As political parties estimate how many legislative seats they might win in next Saturday’s polls, the Chinese Nationalist Party (KMT) has said it hopes to garner 60, while the Democratic Progressive Party (DPP) said it aims to secure 50 in the 113-seat legislature.
The People First Party (PFP), whose chairman James Soong (宋楚瑜) is in a three-way presidential race with President Ma Ying-jeou (馬英九) of the KMT and DPP Chairperson Tsai Ing-wen (蔡英文), said it hoped to win up to 13 seats, while the New Party and the Taiwan Solidarity Union (TSU) hoped they could garner three and two seats respectively.
DPP caucus whip Ker Chien-ming (柯建銘) said it was very likely that neither the KMT nor the DPP would win more than half of the legislative seats, so the “power map” at the nation’s highest law-making body could change.
In 10 constituencies, pan-blue parties — the KMT, the PFP and the New Party — are locked in a battle for legislative seats.
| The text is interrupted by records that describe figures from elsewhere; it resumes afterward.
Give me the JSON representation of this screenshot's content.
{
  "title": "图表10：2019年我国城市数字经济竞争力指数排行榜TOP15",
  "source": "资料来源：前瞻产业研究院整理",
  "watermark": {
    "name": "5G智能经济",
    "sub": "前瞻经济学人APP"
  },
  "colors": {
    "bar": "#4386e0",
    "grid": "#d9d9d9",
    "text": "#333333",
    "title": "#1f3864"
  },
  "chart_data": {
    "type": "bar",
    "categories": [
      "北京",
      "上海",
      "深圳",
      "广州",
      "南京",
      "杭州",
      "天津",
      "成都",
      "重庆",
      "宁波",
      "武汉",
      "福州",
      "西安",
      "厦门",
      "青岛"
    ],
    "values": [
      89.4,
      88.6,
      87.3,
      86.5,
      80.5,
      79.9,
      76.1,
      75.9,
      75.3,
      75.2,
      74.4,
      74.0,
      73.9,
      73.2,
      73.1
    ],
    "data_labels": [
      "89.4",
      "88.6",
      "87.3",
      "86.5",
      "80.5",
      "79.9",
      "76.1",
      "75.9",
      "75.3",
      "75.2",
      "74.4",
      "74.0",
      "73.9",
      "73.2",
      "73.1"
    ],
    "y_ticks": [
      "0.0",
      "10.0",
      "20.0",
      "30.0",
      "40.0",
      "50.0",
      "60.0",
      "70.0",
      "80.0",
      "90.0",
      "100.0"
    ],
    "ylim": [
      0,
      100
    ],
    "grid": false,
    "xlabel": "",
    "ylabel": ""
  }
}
In all but one of the cases, the battle is between the KMT and the PFP, although all three pan-blue parties have nominated a contender in Kinmen.
In the pan-green camp, which includes the DPP and the TSU, the TSU has not nominated any candidates for the regional polls. It simply hopes to win more than 5 percent of the vote to earn two legislator-at-large seats.
The Central Election Commission (CEC) estimated that in the election for the nation’s 13th president and vice president, as well as the eighth Legislative Yuan, there would be 18,090,255 eligible voters, an increase of 768,633 from the 2008 elections.
The majority of the new voters are those who have turned 20 since the last election, while others are naturalized citizens, such as foreign spouses and new immigrants.
CEC officials said each voter will have three ballots: one for president and vice president, one for legislator and one for political party.
The presidential ballot is pink, while the political party ballot is white. The regional legislator ballot is yellow, but “plains Aborigines” will elect their legislators using light blue ballots and “mountain Aborigines” light green ones.
Polling stations will open at 8am and close at 4pm on Saturday. The CEC expects to finish the vote count by 10pm.